Im Oberwasser wird das vom Fluss mitgeführte Geschiebe aufgrund der kaum noch vorhandenen Strömung abgelagert und führt zur Verlandung des Stauhaltungsbereiches. Im Gegensatz hierzu wird im Unterwasser durch den Rückhalt des Bauwerkes kein Sediment mehr antransportiert, daher können hier auch keine neuen Kiesbänke und Brennen entstehen.

Im rechten Damm des Kraftwerks Bergheim befindet sich bereits ein 100 m langes Streichwehr, das bei einem Abfluß von ca. 1300 m³/s in der Donau anspringt. Dies entspricht einem 5-jährlichen Hochwasser. Für die ökologischen Flutungen wurde dieses Überlaufwehr so umgebaut, dass 2-3mal im Jahr eine gesteuerte Überschwemmung des Auwalds ermöglicht wird.
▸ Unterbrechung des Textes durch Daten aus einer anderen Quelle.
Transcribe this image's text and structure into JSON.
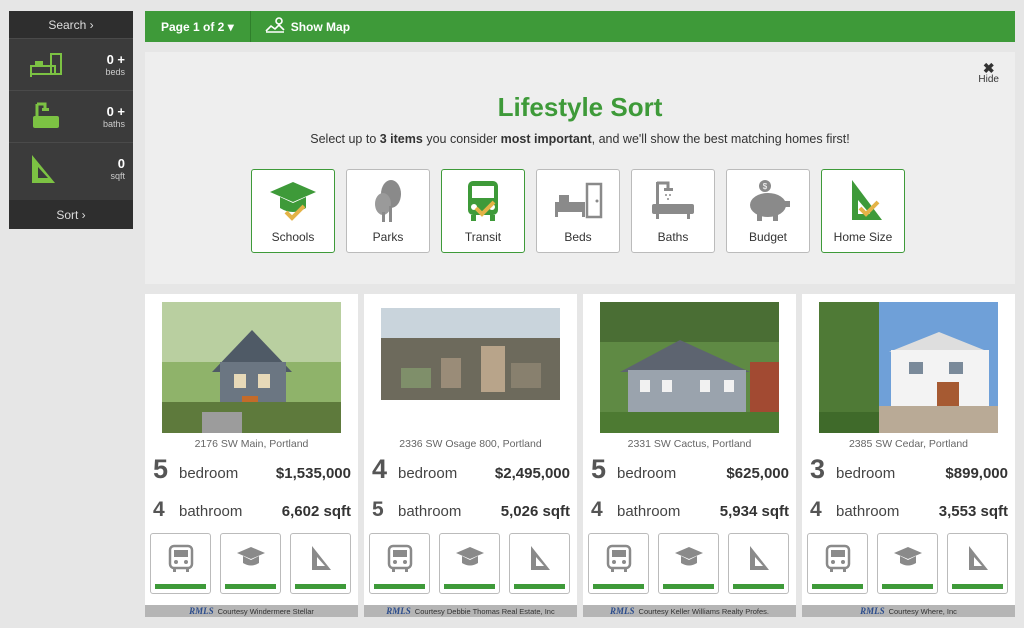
{
  "sidebar": {
    "search_label": "Search ›",
    "sort_label": "Sort ›",
    "rows": [
      {
        "value": "0 +",
        "unit": "beds",
        "icon": "bed-icon"
      },
      {
        "value": "0 +",
        "unit": "baths",
        "icon": "bath-icon"
      },
      {
        "value": "0",
        "unit": "sqft",
        "icon": "set-square-icon"
      }
    ]
  },
  "topbar": {
    "page_label": "Page 1 of 2 ▾",
    "map_label": "Show Map"
  },
  "lifestyle": {
    "hide_x": "✖",
    "hide_label": "Hide",
    "title": "Lifestyle Sort",
    "subtitle_1": "Select up to ",
    "subtitle_2": "3 items",
    "subtitle_3": " you consider ",
    "subtitle_4": "most important",
    "subtitle_5": ", and we'll show the best matching homes first!",
    "categories": [
      {
        "label": "Schools",
        "selected": true
      },
      {
        "label": "Parks",
        "selected": false
      },
      {
        "label": "Transit",
        "selected": true
      },
      {
        "label": "Beds",
        "selected": false
      },
      {
        "label": "Baths",
        "selected": false
      },
      {
        "label": "Budget",
        "selected": false
      },
      {
        "label": "Home Size",
        "selected": true
      }
    ]
  },
  "listings": [
    {
      "address": "2176 SW Main, Portland",
      "beds": "5",
      "bed_label": "bedroom",
      "price": "$1,535,000",
      "baths": "4",
      "bath_label": "bathroom",
      "sqft": "6,602 sqft",
      "credit": "Courtesy Windermere Stellar"
    },
    {
      "address": "2336 SW Osage 800, Portland",
      "beds": "4",
      "bed_label": "bedroom",
      "price": "$2,495,000",
      "baths": "5",
      "bath_label": "bathroom",
      "sqft": "5,026 sqft",
      "credit": "Courtesy Debbie Thomas Real Estate, Inc"
    },
    {
      "address": "2331 SW Cactus, Portland",
      "beds": "5",
      "bed_label": "bedroom",
      "price": "$625,000",
      "baths": "4",
      "bath_label": "bathroom",
      "sqft": "5,934 sqft",
      "credit": "Courtesy Keller Williams Realty Profes."
    },
    {
      "address": "2385 SW Cedar, Portland",
      "beds": "3",
      "bed_label": "bedroom",
      "price": "$899,000",
      "baths": "4",
      "bath_label": "bathroom",
      "sqft": "3,553 sqft",
      "credit": "Courtesy Where, Inc"
    }
  ],
  "rmls_logo": "RMLS",
  "colors": {
    "accent": "#3e9a39",
    "sidebar": "#3b3b3b",
    "icon_gray": "#8a8a8a"
  }
}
Hierzu werden bei einem Abfluss von 600m³/s bis 1000 m³/s in der Donau bis zu 25 m³/s ausgeleitet.

Diese ökologischen Flutungen führen zu einer Überschwemmung von über 100 ha Auwald. Östlich der St 2043 erfolgt der Abfluss überwiegend in vorhandenen Flutrinnen, die zu diesem Zweck bedarfsgemäß ertüchtigt werden. Im gefluteten Bereich wurde die forstliche Nutzung eingestellt, so dass sich wieder natürliche Auwaldstrukturen mit den darin vorkommenden standorttypischen Lebensräumen bilden kann. Die Dauer der Flutung hängt vom Verlauf der Hochwasserwelle in der Donau ab und wird durchschnittlich ca. 1 Woche betragen.
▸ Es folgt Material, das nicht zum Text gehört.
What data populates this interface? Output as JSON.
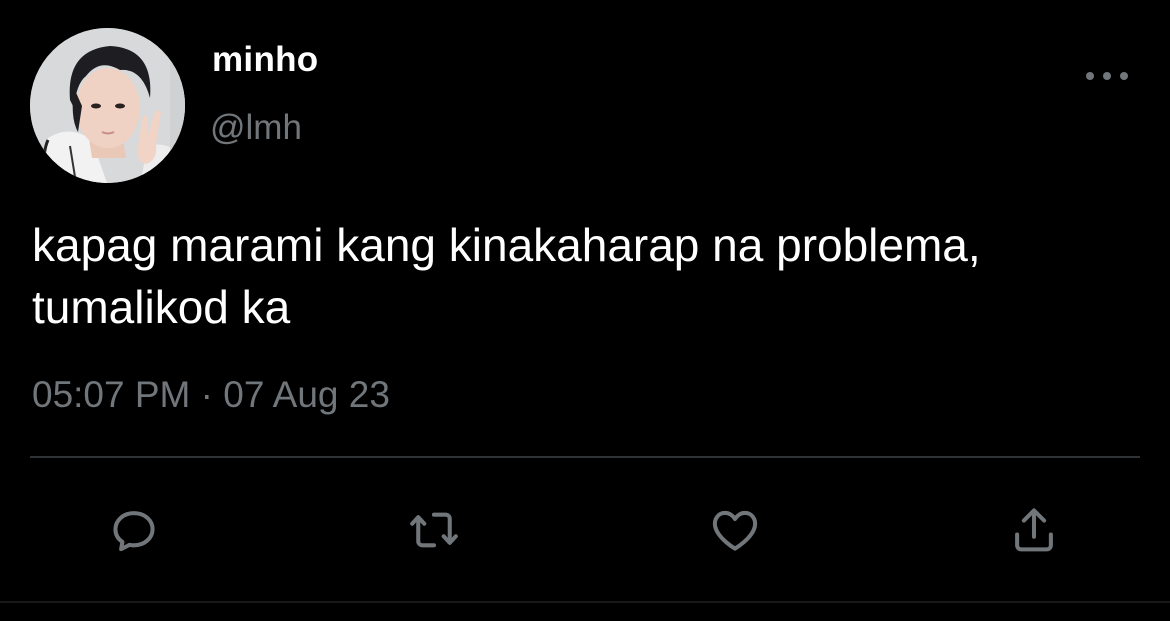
{
  "user": {
    "display_name": "minho",
    "handle": "@lmh"
  },
  "tweet": {
    "text": "kapag marami kang kinakaharap na problema, tumalikod ka",
    "timestamp": "05:07 PM · 07 Aug 23"
  },
  "actions": {
    "reply_icon": "reply-icon",
    "retweet_icon": "retweet-icon",
    "like_icon": "heart-icon",
    "share_icon": "share-icon",
    "more_icon": "more-icon"
  },
  "colors": {
    "background": "#000000",
    "primary_text": "#ffffff",
    "secondary_text": "#71767b",
    "divider": "#2f3336"
  }
}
Bestehendes Überlaufwehr an der Donau Bestehendes Überlaufwehr an der Donau

Kosten, Bauzeit und Beteiligte

Die Gesamtkosten für das Projekt betrugen ca. 15 Mio. €. Sie teilen sich auf in Planungs- und Baukosten (ca. 11 Mio. €) sowie in Kosten für Entschädigungen (ca. 3 Mio. €) und Monitoring (ca. 1 Mio. €). Diese wurden vom Freistaat Bayern, der Europäischen Union (EAGFL-Fonds)und dem Bayerischen Naturschutzfond bereitgestellt. Außerdem beteiligten sich die Stadt Ingolstadt und der Landkreis Neuburg-Schrobenhausen daran.

Der vom Wasserwirtschaftsamt Ingolstadt organisierte und durchgeführte Spatenstich am 21. November 2005 am Schloss Grünau bei Neuburg a. d. Donau war der Startschuss für den Bau. Er erfolgte durch Herrn Staatsminister Dr. Werner Schnappauf. An der Feierlichkeit nahmen neben seiner königlichen Hoheit Franz von Bayern, dem Besitzer des Schlosses, auch zahlreiche Gäste aus Politik, Wirtschaft und Wissenschaft teil.

Die Umsetzung der Baumaßnahme konnte im Jahre 2011 abgeschlossen werden.